Горелову не довелось увидеть затухания этой операции. Осколок немецкого бризантного снаряда, тяжелая контузия надолго уложили его на госпитальную койку. На ней он встретил весть об отречении царя от престола, а потом и весть о свержении Временного правительства. С идеями революции он познакомился давно, когда помогал набирать и тайно печатать запрещенные листовки и брошюры. Может, поэтому не было у него колебаний, с кем и чему служить, когда Губком направил его в Красную Армию. С тех пор судьба его неотделима от армии.

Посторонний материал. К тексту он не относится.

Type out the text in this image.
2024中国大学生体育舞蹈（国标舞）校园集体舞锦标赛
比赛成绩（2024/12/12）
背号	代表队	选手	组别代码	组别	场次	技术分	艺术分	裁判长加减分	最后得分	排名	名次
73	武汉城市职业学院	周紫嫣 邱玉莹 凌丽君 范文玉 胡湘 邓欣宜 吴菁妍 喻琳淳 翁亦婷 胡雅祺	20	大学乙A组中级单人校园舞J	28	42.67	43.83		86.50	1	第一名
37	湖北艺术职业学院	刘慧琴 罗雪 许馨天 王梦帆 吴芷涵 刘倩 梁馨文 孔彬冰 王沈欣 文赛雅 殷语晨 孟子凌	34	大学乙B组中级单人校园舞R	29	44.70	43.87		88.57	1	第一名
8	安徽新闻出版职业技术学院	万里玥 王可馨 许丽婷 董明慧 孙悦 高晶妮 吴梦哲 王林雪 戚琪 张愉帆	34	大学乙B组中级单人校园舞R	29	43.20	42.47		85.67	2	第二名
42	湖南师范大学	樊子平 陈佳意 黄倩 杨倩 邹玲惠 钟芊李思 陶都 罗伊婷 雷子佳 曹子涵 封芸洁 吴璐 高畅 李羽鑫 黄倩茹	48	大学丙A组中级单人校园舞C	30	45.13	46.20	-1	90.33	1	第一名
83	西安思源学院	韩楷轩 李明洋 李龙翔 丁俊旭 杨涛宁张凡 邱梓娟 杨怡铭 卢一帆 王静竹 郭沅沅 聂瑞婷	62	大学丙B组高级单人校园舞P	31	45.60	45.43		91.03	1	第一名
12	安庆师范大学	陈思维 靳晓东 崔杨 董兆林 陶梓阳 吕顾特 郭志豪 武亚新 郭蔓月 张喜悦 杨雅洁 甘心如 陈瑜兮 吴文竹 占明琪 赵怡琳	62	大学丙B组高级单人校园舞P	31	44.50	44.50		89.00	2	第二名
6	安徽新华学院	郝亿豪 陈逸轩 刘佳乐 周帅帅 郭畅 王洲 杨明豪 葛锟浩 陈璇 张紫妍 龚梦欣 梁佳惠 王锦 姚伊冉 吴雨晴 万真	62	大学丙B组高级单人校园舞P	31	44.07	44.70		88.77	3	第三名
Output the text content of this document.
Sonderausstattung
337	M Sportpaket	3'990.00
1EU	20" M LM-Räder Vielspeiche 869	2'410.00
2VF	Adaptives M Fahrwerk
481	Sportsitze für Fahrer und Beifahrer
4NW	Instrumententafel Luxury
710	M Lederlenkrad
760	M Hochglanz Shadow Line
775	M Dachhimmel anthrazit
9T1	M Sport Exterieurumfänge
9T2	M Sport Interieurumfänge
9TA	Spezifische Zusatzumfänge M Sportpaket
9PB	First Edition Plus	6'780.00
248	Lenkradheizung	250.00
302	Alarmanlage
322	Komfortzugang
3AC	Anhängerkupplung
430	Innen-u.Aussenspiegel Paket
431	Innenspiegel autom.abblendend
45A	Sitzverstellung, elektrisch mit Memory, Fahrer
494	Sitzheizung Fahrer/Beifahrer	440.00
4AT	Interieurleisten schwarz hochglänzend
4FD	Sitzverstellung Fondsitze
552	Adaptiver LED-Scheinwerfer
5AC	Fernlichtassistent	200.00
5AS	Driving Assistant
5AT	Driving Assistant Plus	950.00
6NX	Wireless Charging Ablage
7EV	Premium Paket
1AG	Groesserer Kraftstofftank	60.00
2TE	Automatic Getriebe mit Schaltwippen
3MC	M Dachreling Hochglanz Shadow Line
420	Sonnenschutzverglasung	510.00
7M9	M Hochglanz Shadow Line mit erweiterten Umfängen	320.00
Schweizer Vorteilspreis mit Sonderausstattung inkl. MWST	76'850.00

Сидя в кабине полуторки, он сейчас думал только о делах армии, был озабочен только судьбой своей дивизии. О чем другом мог думать одинокий человек, никогда не имевший семьи? Все свои незаурядные способности, энергию он отдавал службе. Двадцать лет он учился сам и учил войска ратному делу. Учил, воспитывал, непроизвольно воспроизводя в своей практике методы и приемы лучших полководцев России. Его детьми были стриженые, неловкие на первых порах новобранцы, им он отдавал весь нерастраченный в молодости жар сердца. Другой жизни, помимо армии, он не знал, чуждался ее, зачастую скрывал свою тоску за внешней резкостью, грубоватостью. Сознание, что он одинок и ему нечего терять, придавало его суждениям некоторую независимость. Он не терпел лжи, заискивания, был честен в большом и малом, и когда слышал, что кто-то говорит о другом за глаза плохое, мог оборвать его резким, как пощечина, словом: «Трус!», невзирая на то, что мог испортить отношения с этим человеком навсегда.

Он не щадил себя ради службы, не чуждался тягот, которые выпадали в походах и учениях. Мало кто знает, как ему досталась благодарность маршала и хорошая оценка, которую получила его дивизия на учениях округа осенью сорокового года. Три дня переходов, встречных боев, трое суток постоянного напряжения без сна и отдыха вконец измотали его. Он едва держался на ногах, хотя обладал редкостной работоспособностью. Просто есть предел человеческим силам. Перед решающим «наступлением» он позволил себе небольшой отдых: отдав штабу необходимые распоряжения, постелил под навесом у коновязи охапку сена и улегся, подложив под голову седло. Но едва сомкнул глаза, как подошел военком Шмелев.